Letak Kabupaten Asmat diapit oleh Kabupaten Merauke, Mappi, Mimika, Yahukimo dan Nduga. Populasi masyarakatnya terbagi dua yaitu warga yang hidup di pesisir pantai dan pedalaman. Mayoritas masyarakat Asmat masih menjadi peramu dan melakukan pemahatan dan mengukir patung, untuk memenuhi kebutuhan hidupnya.

 

Sulitnya Menembus Asmat

Papua
Jalur udara menuju Asmat, selalu melewati sungai-sengai lebar. (Liputan6.com / Katharina Janur)

Untuk menuju ke Asmat dapat dilakukan dengan transportasi udara dan transportasi laut. Lewat jalur udara, dilakukan dari dua lokasi berbeda yakni dari Mimika dan Merauke ke Bandara Ewer di Agats, Kabupaten Asmat.

Lama penerbangan sekitar 45 menit dari Mimika atau Merauke. Pemerintah setempat menyediakan penerbangan subsidi dengan pesawat berbadan kecil, selama seminggu ada tiga kali penerbangan. Harga tiket yang dipatok dalam penerbangan subsidi ke Agats sekitar Rp 360 ribu hingga Rp 400 ribu.

"Jika tak subsidi, harga tiket pesawat mencapai Rp 2 juta-an. Lalu, jika naik kapal penumpang harga tiket sekitar Rp 200 ribu," kata Abdel, salah satu jurnalis di Merauke yang biasa melakukan peliputan di Asmat.

Perjalanan ke Asmat juga bisa dilakukan menggunakan alat transportasi air. Dari Timika ke Asmat, biasa dilayani dua kapal penumpang yakni KM Tatamilau dan KM Lauser, dengan lama perjalanan 10-11 jam perjalanan.

Berbeda jika ditempuh dengan kapal penumpang dari Merauke, bisa ditempuh perjalanan lebih panjang ke Asmat, yakni 36 jam perjalanan laut.

Rumah warga merupakan rumah panggung yang dibangun di atas rawa-rawa. Tidak ada sumur air bersih sehingga warga mengandalkan air hujan untuk mandi dan memasak. Jalan raya pun dibangun di atas jembatan. Dulunya Kota Agats dijuluki kota sejuta papan, tetapi kini jalan papan sudah digantikan dengan jalan beton.

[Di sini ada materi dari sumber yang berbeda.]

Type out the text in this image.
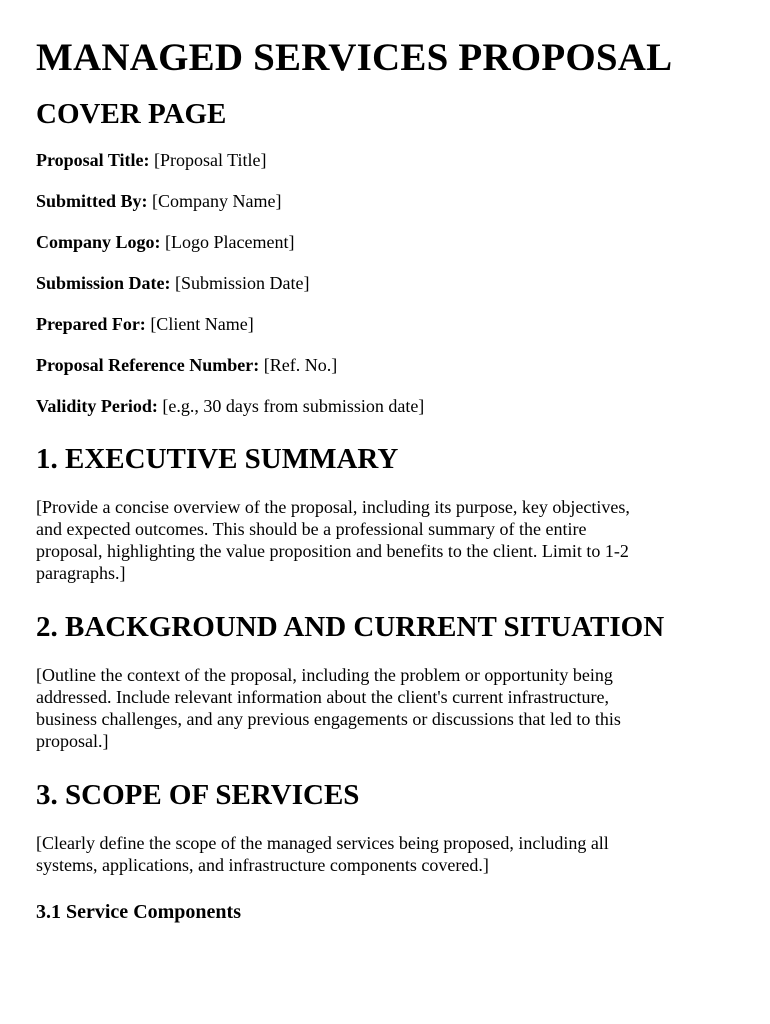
MANAGED SERVICES PROPOSAL
COVER PAGE

Proposal Title: [Proposal Title]

Submitted By: [Company Name]

Company Logo: [Logo Placement]

Submission Date: [Submission Date]

Prepared For: [Client Name]

Proposal Reference Number: [Ref. No.]

Validity Period: [e.g., 30 days from submission date]

1. EXECUTIVE SUMMARY
[Provide a concise overview of the proposal, including its purpose, key objectives,
and expected outcomes. This should be a professional summary of the entire
proposal, highlighting the value proposition and benefits to the client. Limit to 1-2
paragraphs.]
2. BACKGROUND AND CURRENT SITUATION
[Outline the context of the proposal, including the problem or opportunity being
addressed. Include relevant information about the client's current infrastructure,
business challenges, and any previous engagements or discussions that led to this
proposal.]
3. SCOPE OF SERVICES
[Clearly define the scope of the managed services being proposed, including all
systems, applications, and infrastructure components covered.]
3.1 Service Components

Kabupaten Asmat awalnya merupakan bagian dari Kabupaten Merauke yang terdiri dari kecamatan Agats, Ayam, Atsj, Sawa Erma dan Pantai Kasuari. Hingga saat ini Kabupaten Asmat terdiri dari 10 Distrik (Agats, Atsj, Akat, Fayit, Pantai Kasuari, Sawa Erma, Suator, Kolf Brasa, Unir Sirau dan Suru-suru).

"Distrik terjauh dari Agats, ibu kota Kabupaten Asmat bisa ditempuh dengan 7 jam transportasi sungai. Sementara distrik terdekat, bisa ditempuh dengan 2 jam perjalanan sungai," Abdel menambahkan.

Papua
Pasien gizi buruk di Asmat. (Liputan6.com / Katharina Janur)

Kematian Sia-sia

Gizi buruk dan wabah campak yang menyebabkan kematian bagi anak-anak di Asmat, ibarat pepatah tikus mati di lumbung padi. Sebuah pepatah yang sering digunakan dalam kehidupan bangsa kita, yang menggambarkan betapa kayanya tanah air Indonesia, tetapi ironisnya masyarakat Indonesia tidak dapat menikmati kekayaan tersebut.

Terlebih di Papua yang selama ini diyakini sebagai provinsi terkaya di Indonesia, tetapi kematian anak akibat wabah penyakit, busung lapar menjadi berita yang sering didengar dari daerah ini.

Tokoh Agama Katolik Papua, Pastor Neles Tebay mencatat sejak April hingga Juli 2017, sebanyak 50 balita meninggal di Distrik Tigi Barat, Kabupaten Deiyai.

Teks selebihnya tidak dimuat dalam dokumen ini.